Analyst · Sidoti & Company.

Yes. And I tried to give everyone a little bigger -- because second quarter, it was a tough comparison because remembering brick-and-mortar substantially shut down in the second quarter of last year, right? And things substantially went online. So it's a tough comparison, which is why I tried to give everyone in my remarks, a broader view. It continues to grow. So while we were down in absolute dollars in the second quarter, still year-to-date, we're up about 10%, right, in the 6 months because e-commerce continues to grow. And that doesn't include, which we don't report separately on, is our shipments to omnichannel, which grew over 160% in 2020, continues to be very strong. So I mean as a retailer, we position ourselves, as you know, Anthony, to try to be wherever the consumer is going to shop.

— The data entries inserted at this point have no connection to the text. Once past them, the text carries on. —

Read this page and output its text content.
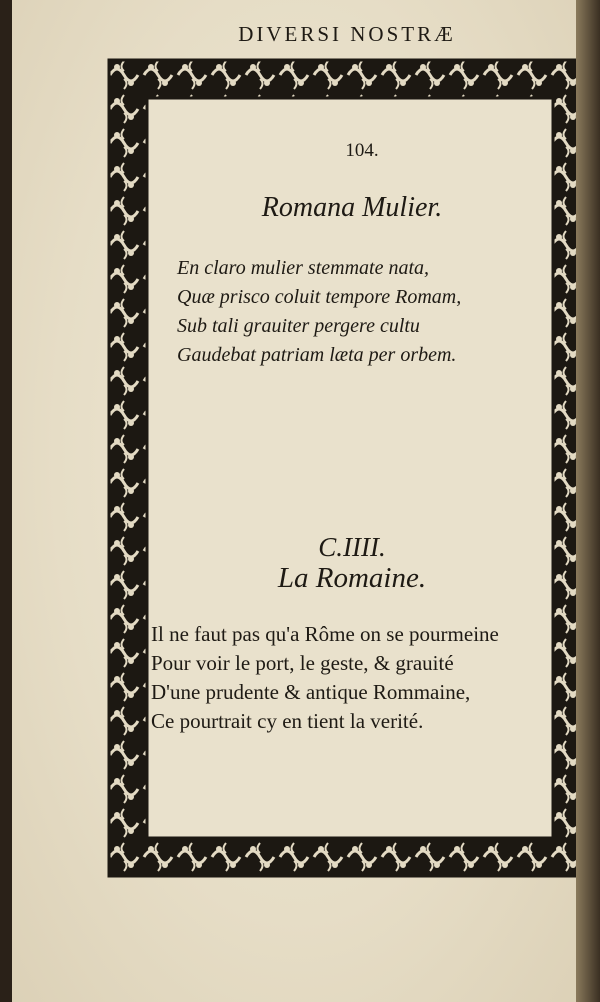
DIVERSI NOSTRÆ
104.
Romana Mulier.
En claro mulier stemmate nata,
Quæ prisco coluit tempore Romam,
Sub tali grauiter pergere cultu
Gaudebat patriam læta per orbem.
C.IIII.
La Romaine.
Il ne faut pas qu'a Rôme on se pourmeine
Pour voir le port, le geste, & grauité
D'une prudente & antique Rommaine,
Ce pourtrait cy en tient la verité.
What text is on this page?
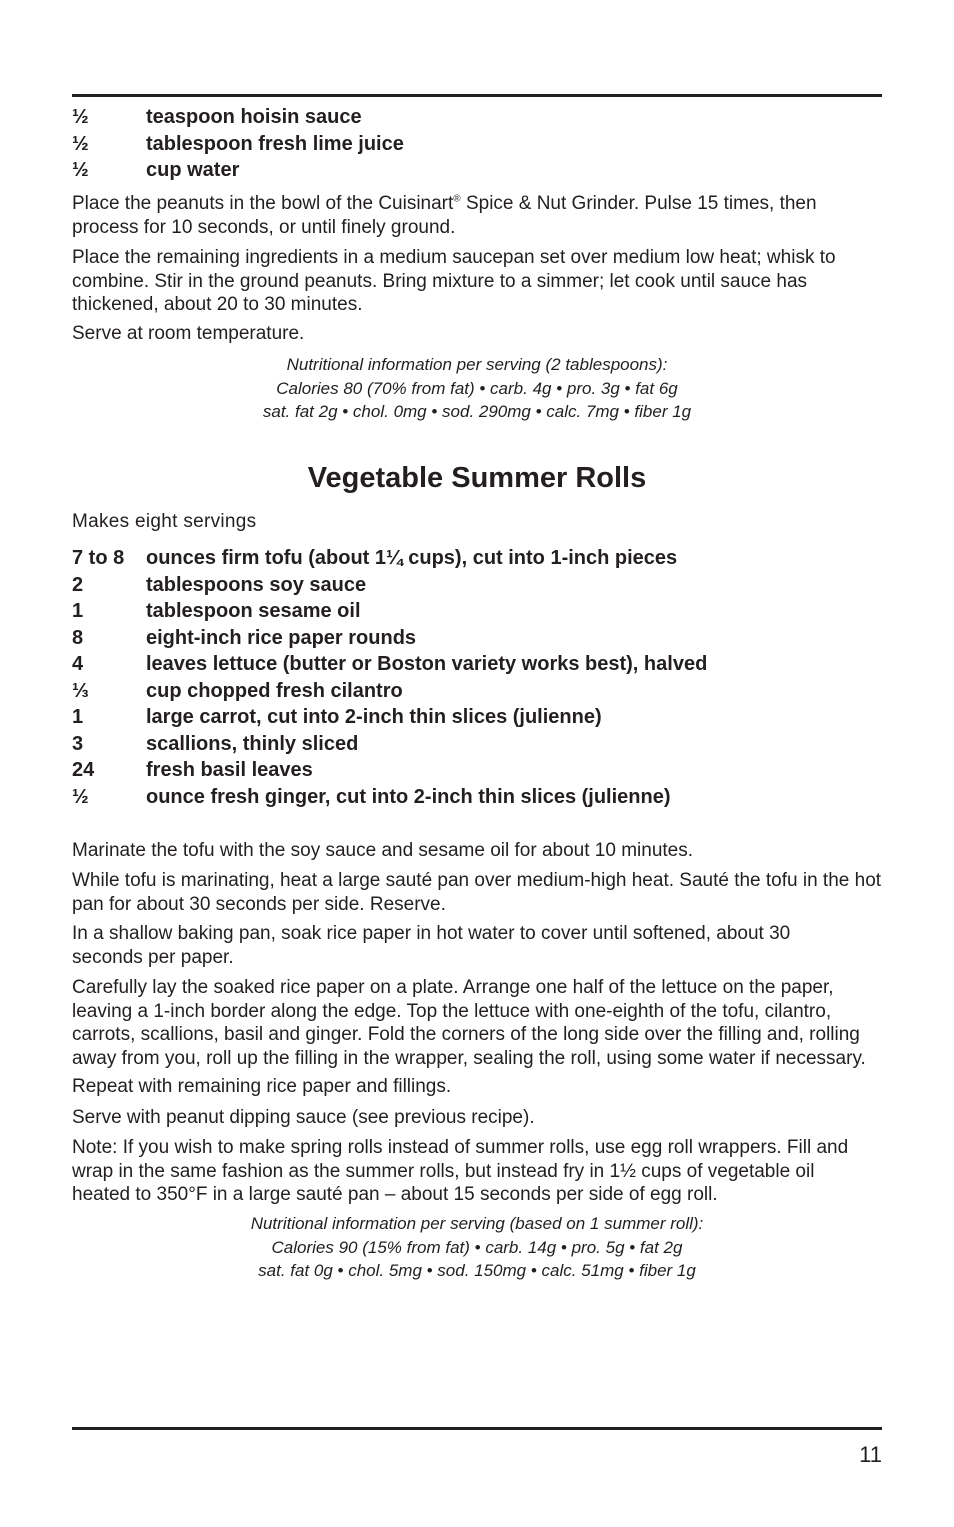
½	teaspoon hoisin sauce
½	tablespoon fresh lime juice
½	cup water

Place the peanuts in the bowl of the Cuisinart® Spice & Nut Grinder. Pulse 15 times, then process for 10 seconds, or until finely ground.

Place the remaining ingredients in a medium saucepan set over medium low heat; whisk to combine. Stir in the ground peanuts. Bring mixture to a simmer; let cook until sauce has thickened, about 20 to 30 minutes.

Serve at room temperature.

Nutritional information per serving (2 tablespoons):
Calories 80 (70% from fat) • carb. 4g • pro. 3g • fat 6g
sat. fat 2g • chol. 0mg • sod. 290mg • calc. 7mg • fiber 1g
Vegetable Summer Rolls
Makes eight servings
7 to 8	ounces firm tofu (about 1¼ cups), cut into 1-inch pieces
2	tablespoons soy sauce
1	tablespoon sesame oil
8	eight-inch rice paper rounds
4	leaves lettuce (butter or Boston variety works best), halved
⅓	cup chopped fresh cilantro
1	large carrot, cut into 2-inch thin slices (julienne)
3	scallions, thinly sliced
24	fresh basil leaves
½	ounce fresh ginger, cut into 2-inch thin slices (julienne)

Marinate the tofu with the soy sauce and sesame oil for about 10 minutes.

While tofu is marinating, heat a large sauté pan over medium-high heat. Sauté the tofu in the hot pan for about 30 seconds per side. Reserve.

In a shallow baking pan, soak rice paper in hot water to cover until softened, about 30 seconds per paper.

Carefully lay the soaked rice paper on a plate. Arrange one half of the lettuce on the paper, leaving a 1-inch border along the edge. Top the lettuce with one-eighth of the tofu, cilantro, carrots, scallions, basil and ginger. Fold the corners of the long side over the filling and, rolling away from you, roll up the filling in the wrapper, sealing the roll, using some water if necessary.

Repeat with remaining rice paper and fillings.

Serve with peanut dipping sauce (see previous recipe).

Note: If you wish to make spring rolls instead of summer rolls, use egg roll wrappers. Fill and wrap in the same fashion as the summer rolls, but instead fry in 1½ cups of vegetable oil heated to 350°F in a large sauté pan – about 15 seconds per side of egg roll.

Nutritional information per serving (based on 1 summer roll):
Calories 90 (15% from fat) • carb. 14g • pro. 5g • fat 2g
sat. fat 0g • chol. 5mg • sod. 150mg • calc. 51mg • fiber 1g
11
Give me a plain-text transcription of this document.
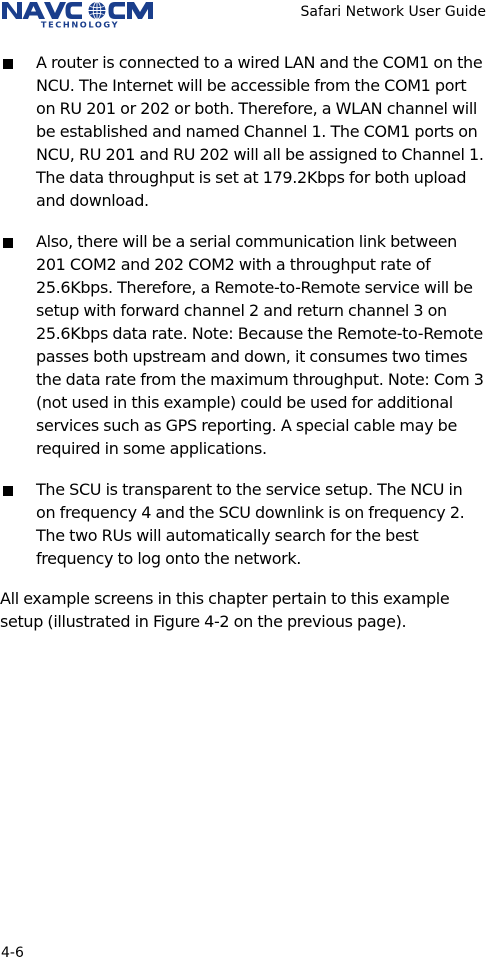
TECHNOLOGY
Safari Network User Guide
A router is connected to a wired LAN and the COM1 on the NCU. The Internet will be accessible from the COM1 port on RU 201 or 202 or both. Therefore, a WLAN channel will be established and named Channel 1. The COM1 ports on NCU, RU 201 and RU 202 will all be assigned to Channel 1. The data throughput is set at 179.2Kbps for both upload and download.
Also, there will be a serial communication link between 201 COM2 and 202 COM2 with a throughput rate of 25.6Kbps. Therefore, a Remote-to-Remote service will be setup with forward channel 2 and return channel 3 on 25.6Kbps data rate. Note: Because the Remote-to-Remote passes both upstream and down, it consumes two times the data rate from the maximum throughput. Note: Com 3 (not used in this example) could be used for additional services such as GPS reporting. A special cable may be required in some applications.
The SCU is transparent to the service setup. The NCU in on frequency 4 and the SCU downlink is on frequency 2. The two RUs will automatically search for the best frequency to log onto the network.

All example screens in this chapter pertain to this example setup (illustrated in Figure 4-2 on the previous page).

4-6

So we want to be relatively indifferent, whether a consumer buys something online or buy something in brick-and-mortar. And it's just we need to make sure we have adequate presence in all channels. So whether it ends up, it's going to be higher than 16%, right? So I mean likely 20% or more because that channel continues to grow. But it's hard to really handicap where it ends. People -- it's shown in 2021 that brick-and-mortar is strong, right? They've come back very strongly. Likely -- and if you look in Europe, it's much more -- our business is much more oriented towards independents. They come back with a vengeance, which is great. It's a great channel. We're very, very big in that channel. So people like to shop. Likely, the variant, if it continues in this direction, will damper those sales and people will go more online. So there will be some noise fluctuations. I don't know where we end up ultimately.

Operator

Operator

There are no further questions at this time. I'll turn the call back over to you, Rob, for any additional remarks.

Rob Kay

Analyst

Thanks, Ashley. Thank you. Thank you, everyone, for joining us on this call. We will be continuing, Larry and I, to speak at conferences, and we'll either meet people there or we will look forward to everyone in our next call at the end of next quarter. Thank you.

Operator

Operator

Thank you. And this concludes today's program. Thank you for your participation. You may disconnect at any time.